Rappel utile
La colonne vertébrale de cette réforme est une baisse significative du taux d’imposition des sociétés financée notamment par l’élargissement de la base imposable qui touche les plus-values sur actions.
Plus-values sur actions : taxées ou non ?
Dorénavant, les plus-values sur actions sont soumises à l’impôt des sociétés sauf à répondre cumulativement aux 3 conditions suivantes :
- une durée de détention de minimum 1 an,
- une valeur d’investissement d’au moins 2.500.000 EUR ou une participation de 10% et bien sûr,
- qu’il s’agisse d’actions de sociétés soumises à un impôt « normal ».
Toutefois, il restera une possibilité pour l’investisseur en société de bénéficier d’un régime favorable sans pour autant devoir respecter toutes ces conditions : les sicav dites RDT.
Qu’est qu’une sicav RDT ?
Il s’agit d’une sicav qui investit essentiellement dans des actions individuelles susceptibles de bénéficier du régime des Revenus Définitivement Taxés (RDT). De façon très simplifiée, une action pouvant bénéficier de ce régime est une action de société qui, dans son pays d’émission, est soumise à un impôt dit « normal » sur ses bénéfices (15%).
Autre condition : cette sicav doit s’engager à distribuer au moins 90% de ses gains réalisés.
A ces conditions, et dans la mesure où les actifs sous-jacents sont qualifiants, le dividende distribué par la sicav RDT et la plus-value réalisée sur le rachat de ses parts bénéficieront d’une exonération qui pourra aller jusqu’à 100%. Une mesure en cours depuis 2018.
Il n’y a aucune condition, ni de durée de détention ni de montant que ce soit dans le chef de la sicav elle-même ou de l’investisseur final !
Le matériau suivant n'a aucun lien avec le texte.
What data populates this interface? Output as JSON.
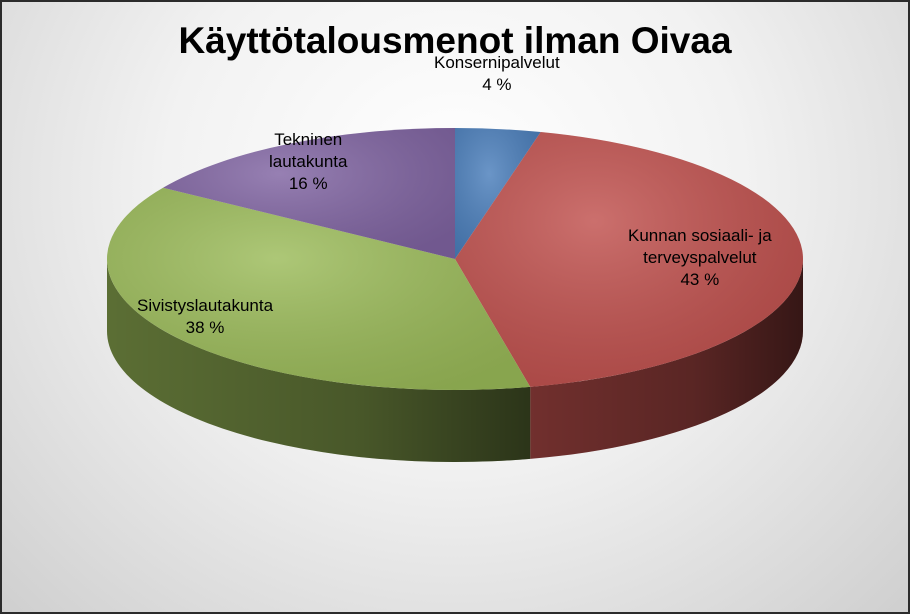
{
  "chart_data": {
    "type": "pie",
    "title": "Käyttötalousmenot ilman Oivaa",
    "three_d": true,
    "start_angle_deg": 90,
    "direction": "clockwise",
    "legend": "none",
    "slices": [
      {
        "label_lines": [
          "Konsernipalvelut"
        ],
        "value": 4,
        "value_label": "4 %",
        "color": "#4a7ebb"
      },
      {
        "label_lines": [
          "Kunnan sosiaali- ja",
          "terveyspalvelut"
        ],
        "value": 43,
        "value_label": "43 %",
        "color": "#c0504d"
      },
      {
        "label_lines": [
          "Sivistyslautakunta"
        ],
        "value": 38,
        "value_label": "38 %",
        "color": "#9bbb59"
      },
      {
        "label_lines": [
          "Tekninen",
          "lautakunta"
        ],
        "value": 16,
        "value_label": "16 %",
        "color": "#8064a2"
      }
    ]
  }
}
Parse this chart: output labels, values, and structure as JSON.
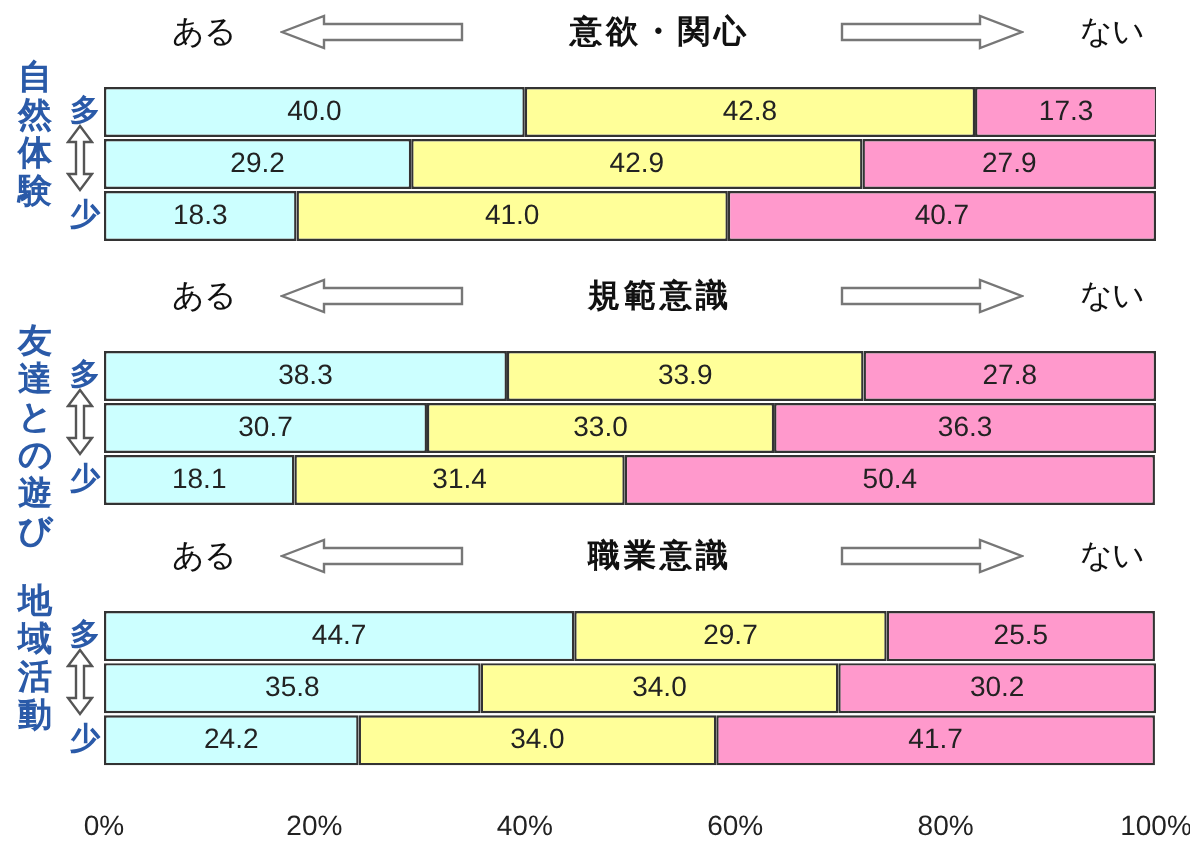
{
  "chart_data": [
    {
      "type": "bar",
      "orientation": "horizontal",
      "stacked": true,
      "title": "意欲・関心",
      "ylabel": "自然体験",
      "annotations": [
        "ある",
        "ない"
      ],
      "categories": [
        "多",
        null,
        "少"
      ],
      "series": [
        {
          "color": "#ccffff",
          "values": [
            40.0,
            29.2,
            18.3
          ],
          "value_labels": [
            "40.0",
            "29.2",
            "18.3"
          ]
        },
        {
          "color": "#ffff99",
          "values": [
            42.8,
            42.9,
            41.0
          ],
          "value_labels": [
            "42.8",
            "42.9",
            "41.0"
          ]
        },
        {
          "color": "#ff99cc",
          "values": [
            17.3,
            27.9,
            40.7
          ],
          "value_labels": [
            "17.3",
            "27.9",
            "40.7"
          ]
        }
      ],
      "xlim": [
        0,
        100
      ],
      "tick_labels": "y"
    },
    {
      "type": "bar",
      "orientation": "horizontal",
      "stacked": true,
      "title": "規範意識",
      "ylabel": "友達との遊び",
      "annotations": [
        "ある",
        "ない"
      ],
      "categories": [
        "多",
        null,
        "少"
      ],
      "series": [
        {
          "color": "#ccffff",
          "values": [
            38.3,
            30.7,
            18.1
          ],
          "value_labels": [
            "38.3",
            "30.7",
            "18.1"
          ]
        },
        {
          "color": "#ffff99",
          "values": [
            33.9,
            33.0,
            31.4
          ],
          "value_labels": [
            "33.9",
            "33.0",
            "31.4"
          ]
        },
        {
          "color": "#ff99cc",
          "values": [
            27.8,
            36.3,
            50.4
          ],
          "value_labels": [
            "27.8",
            "36.3",
            "50.4"
          ]
        }
      ],
      "xlim": [
        0,
        100
      ],
      "tick_labels": "y"
    },
    {
      "type": "bar",
      "orientation": "horizontal",
      "stacked": true,
      "title": "職業意識",
      "ylabel": "地域活動",
      "annotations": [
        "ある",
        "ない"
      ],
      "categories": [
        "多",
        null,
        "少"
      ],
      "series": [
        {
          "color": "#ccffff",
          "values": [
            44.7,
            35.8,
            24.2
          ],
          "value_labels": [
            "44.7",
            "35.8",
            "24.2"
          ]
        },
        {
          "color": "#ffff99",
          "values": [
            29.7,
            34.0,
            34.0
          ],
          "value_labels": [
            "29.7",
            "34.0",
            "34.0"
          ]
        },
        {
          "color": "#ff99cc",
          "values": [
            25.5,
            30.2,
            41.7
          ],
          "value_labels": [
            "25.5",
            "30.2",
            "41.7"
          ]
        }
      ],
      "xlim": [
        0,
        100
      ],
      "xticks": [
        {
          "value": 0,
          "label": "0%"
        },
        {
          "value": 20,
          "label": "20%"
        },
        {
          "value": 40,
          "label": "40%"
        },
        {
          "value": 60,
          "label": "60%"
        },
        {
          "value": 80,
          "label": "80%"
        },
        {
          "value": 100,
          "label": "100%"
        }
      ]
    }
  ]
}
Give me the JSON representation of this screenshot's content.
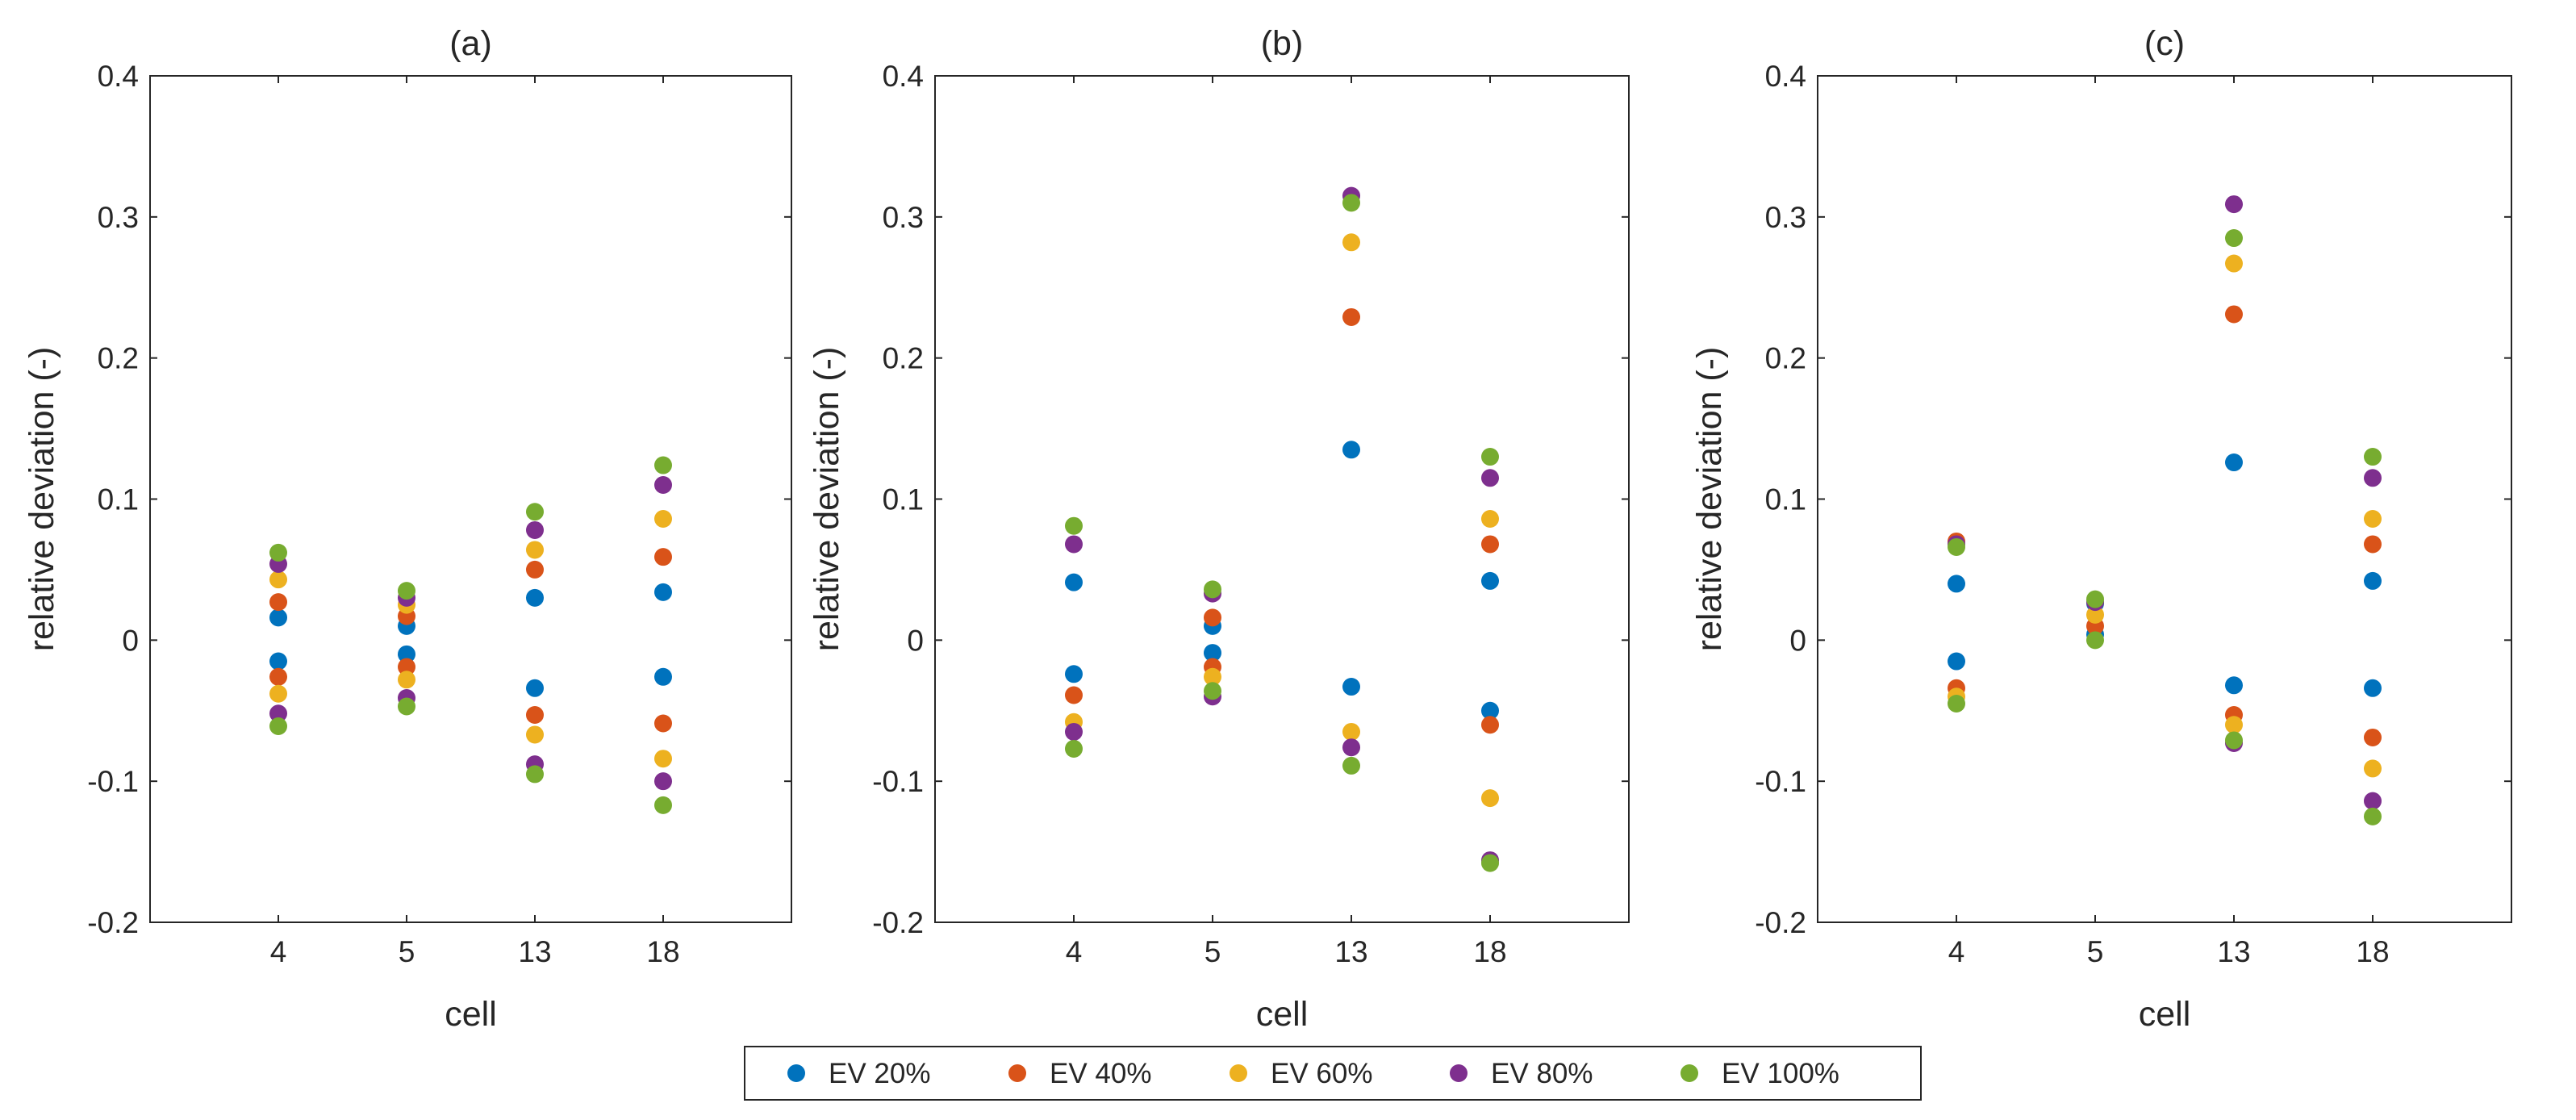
{
  "chart_data": [
    {
      "type": "scatter",
      "title": "(a)",
      "xlabel": "cell",
      "ylabel": "relative deviation (-)",
      "categories": [
        "4",
        "5",
        "13",
        "18"
      ],
      "xlim": [
        0,
        5
      ],
      "ylim": [
        -0.2,
        0.4
      ],
      "yticks": [
        "-0.2",
        "-0.1",
        "0",
        "0.1",
        "0.2",
        "0.3",
        "0.4"
      ],
      "series": [
        {
          "name": "EV 20%",
          "points": [
            [
              1,
              0.016
            ],
            [
              1,
              -0.015
            ],
            [
              2,
              0.01
            ],
            [
              2,
              -0.01
            ],
            [
              3,
              0.03
            ],
            [
              3,
              -0.034
            ],
            [
              4,
              0.034
            ],
            [
              4,
              -0.026
            ]
          ]
        },
        {
          "name": "EV 40%",
          "points": [
            [
              1,
              0.027
            ],
            [
              1,
              -0.026
            ],
            [
              2,
              0.017
            ],
            [
              2,
              -0.019
            ],
            [
              3,
              0.05
            ],
            [
              3,
              -0.053
            ],
            [
              4,
              0.059
            ],
            [
              4,
              -0.059
            ]
          ]
        },
        {
          "name": "EV 60%",
          "points": [
            [
              1,
              0.043
            ],
            [
              1,
              -0.038
            ],
            [
              2,
              0.025
            ],
            [
              2,
              -0.028
            ],
            [
              3,
              0.064
            ],
            [
              3,
              -0.067
            ],
            [
              4,
              0.086
            ],
            [
              4,
              -0.084
            ]
          ]
        },
        {
          "name": "EV 80%",
          "points": [
            [
              1,
              0.054
            ],
            [
              1,
              -0.052
            ],
            [
              2,
              0.03
            ],
            [
              2,
              -0.041
            ],
            [
              3,
              0.078
            ],
            [
              3,
              -0.088
            ],
            [
              4,
              0.11
            ],
            [
              4,
              -0.1
            ]
          ]
        },
        {
          "name": "EV 100%",
          "points": [
            [
              1,
              0.062
            ],
            [
              1,
              -0.061
            ],
            [
              2,
              0.035
            ],
            [
              2,
              -0.047
            ],
            [
              3,
              0.091
            ],
            [
              3,
              -0.095
            ],
            [
              4,
              0.124
            ],
            [
              4,
              -0.117
            ]
          ]
        }
      ]
    },
    {
      "type": "scatter",
      "title": "(b)",
      "xlabel": "cell",
      "ylabel": "relative deviation (-)",
      "categories": [
        "4",
        "5",
        "13",
        "18"
      ],
      "xlim": [
        0,
        5
      ],
      "ylim": [
        -0.2,
        0.4
      ],
      "yticks": [
        "-0.2",
        "-0.1",
        "0",
        "0.1",
        "0.2",
        "0.3",
        "0.4"
      ],
      "series": [
        {
          "name": "EV 20%",
          "points": [
            [
              1,
              0.041
            ],
            [
              1,
              -0.024
            ],
            [
              2,
              0.01
            ],
            [
              2,
              -0.009
            ],
            [
              3,
              0.135
            ],
            [
              3,
              -0.033
            ],
            [
              4,
              0.042
            ],
            [
              4,
              -0.05
            ]
          ]
        },
        {
          "name": "EV 40%",
          "points": [
            [
              1,
              -0.039
            ],
            [
              2,
              0.016
            ],
            [
              2,
              -0.019
            ],
            [
              3,
              0.229
            ],
            [
              4,
              0.068
            ],
            [
              4,
              -0.06
            ]
          ]
        },
        {
          "name": "EV 60%",
          "points": [
            [
              1,
              -0.058
            ],
            [
              2,
              -0.026
            ],
            [
              3,
              0.282
            ],
            [
              3,
              -0.065
            ],
            [
              4,
              0.086
            ],
            [
              4,
              -0.112
            ]
          ]
        },
        {
          "name": "EV 80%",
          "points": [
            [
              1,
              0.068
            ],
            [
              1,
              -0.065
            ],
            [
              2,
              0.033
            ],
            [
              2,
              -0.04
            ],
            [
              3,
              0.315
            ],
            [
              3,
              -0.076
            ],
            [
              4,
              0.115
            ],
            [
              4,
              -0.156
            ]
          ]
        },
        {
          "name": "EV 100%",
          "points": [
            [
              1,
              0.081
            ],
            [
              1,
              -0.077
            ],
            [
              2,
              0.036
            ],
            [
              2,
              -0.036
            ],
            [
              3,
              0.31
            ],
            [
              3,
              -0.089
            ],
            [
              4,
              0.13
            ],
            [
              4,
              -0.158
            ]
          ]
        }
      ]
    },
    {
      "type": "scatter",
      "title": "(c)",
      "xlabel": "cell",
      "ylabel": "relative deviation (-)",
      "categories": [
        "4",
        "5",
        "13",
        "18"
      ],
      "xlim": [
        0,
        5
      ],
      "ylim": [
        -0.2,
        0.4
      ],
      "yticks": [
        "-0.2",
        "-0.1",
        "0",
        "0.1",
        "0.2",
        "0.3",
        "0.4"
      ],
      "series": [
        {
          "name": "EV 20%",
          "points": [
            [
              1,
              0.04
            ],
            [
              1,
              -0.015
            ],
            [
              2,
              0.026
            ],
            [
              2,
              0.004
            ],
            [
              3,
              0.126
            ],
            [
              3,
              -0.032
            ],
            [
              4,
              0.042
            ],
            [
              4,
              -0.034
            ]
          ]
        },
        {
          "name": "EV 40%",
          "points": [
            [
              1,
              0.07
            ],
            [
              1,
              -0.034
            ],
            [
              2,
              0.01
            ],
            [
              3,
              0.231
            ],
            [
              3,
              -0.053
            ],
            [
              4,
              0.068
            ],
            [
              4,
              -0.069
            ]
          ]
        },
        {
          "name": "EV 60%",
          "points": [
            [
              1,
              -0.04
            ],
            [
              2,
              0.018
            ],
            [
              3,
              0.267
            ],
            [
              3,
              -0.06
            ],
            [
              4,
              0.086
            ],
            [
              4,
              -0.091
            ]
          ]
        },
        {
          "name": "EV 80%",
          "points": [
            [
              1,
              0.068
            ],
            [
              2,
              0.027
            ],
            [
              3,
              0.309
            ],
            [
              3,
              -0.073
            ],
            [
              4,
              0.115
            ],
            [
              4,
              -0.114
            ]
          ]
        },
        {
          "name": "EV 100%",
          "points": [
            [
              1,
              0.066
            ],
            [
              1,
              -0.045
            ],
            [
              2,
              0.029
            ],
            [
              2,
              0.0
            ],
            [
              3,
              0.285
            ],
            [
              3,
              -0.071
            ],
            [
              4,
              0.13
            ],
            [
              4,
              -0.125
            ]
          ]
        }
      ]
    }
  ],
  "legend": {
    "items": [
      {
        "label": "EV 20%",
        "color": "#0072BD"
      },
      {
        "label": "EV 40%",
        "color": "#D95319"
      },
      {
        "label": "EV 60%",
        "color": "#EDB120"
      },
      {
        "label": "EV 80%",
        "color": "#7E2F8E"
      },
      {
        "label": "EV 100%",
        "color": "#77AC30"
      }
    ]
  },
  "colors": {
    "axis": "#262626",
    "background": "#ffffff"
  }
}
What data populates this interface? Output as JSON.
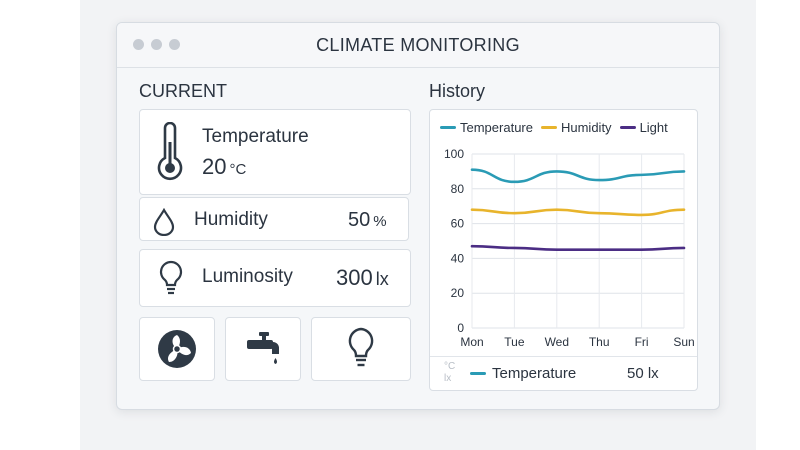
{
  "window": {
    "title": "CLIMATE MONITORING"
  },
  "current": {
    "label": "CURRENT",
    "temperature": {
      "label": "Temperature",
      "value": "20",
      "unit": "°C",
      "icon": "thermometer-icon"
    },
    "humidity": {
      "label": "Humidity",
      "value": "50",
      "unit": "%",
      "icon": "droplet-icon"
    },
    "luminosity": {
      "label": "Luminosity",
      "value": "300",
      "unit": "lx",
      "icon": "lightbulb-icon"
    }
  },
  "controls": [
    {
      "icon": "fan-icon"
    },
    {
      "icon": "faucet-icon"
    },
    {
      "icon": "lightbulb-icon"
    }
  ],
  "history": {
    "label": "History",
    "footer": {
      "units": [
        "°C",
        "lx"
      ],
      "legend_label": "Temperature",
      "value": "50 lx"
    }
  },
  "colors": {
    "temperature": "#2a9bb5",
    "humidity": "#e8b42c",
    "light": "#4b2d84",
    "icon_dark": "#2f3a46"
  },
  "chart_data": {
    "type": "line",
    "x": [
      "Mon",
      "Tue",
      "Wed",
      "Thu",
      "Fri",
      "Sun"
    ],
    "ylim": [
      0,
      100
    ],
    "yticks": [
      0,
      20,
      40,
      60,
      80,
      100
    ],
    "grid": true,
    "legend_position": "top",
    "series": [
      {
        "name": "Temperature",
        "color": "#2a9bb5",
        "values": [
          91,
          84,
          90,
          85,
          88,
          90
        ]
      },
      {
        "name": "Humidity",
        "color": "#e8b42c",
        "values": [
          68,
          66,
          68,
          66,
          65,
          68
        ]
      },
      {
        "name": "Light",
        "color": "#4b2d84",
        "values": [
          47,
          46,
          45,
          45,
          45,
          46
        ]
      }
    ]
  }
}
Quelque peu tombés en désuétude ces dernières années, ces instruments financiers devraient très probablement retrouver un certain attrait pour la gestion des portefeuilles en société.
Quels enseignements tirer de ces changements ?
La gestion de portefeuille en société doit s’adapter au nouveau cadre fiscal plus restrictif. Il reste néanmoins des outils permettant de réaliser une gestion efficace tant sur le plan financier que fiscal.
Pour la partie « actions », il sera donc avisé d’accorder une place plus substantielle aux sicav RDT dans les portefeuilles.
Enfin, on ne perdra jamais de vue que la fiscalité ne doit pas constituer le seul angle d’analyse d’une saine gestion et que la diversification financière doit rester également un axe stratégique de premier plan.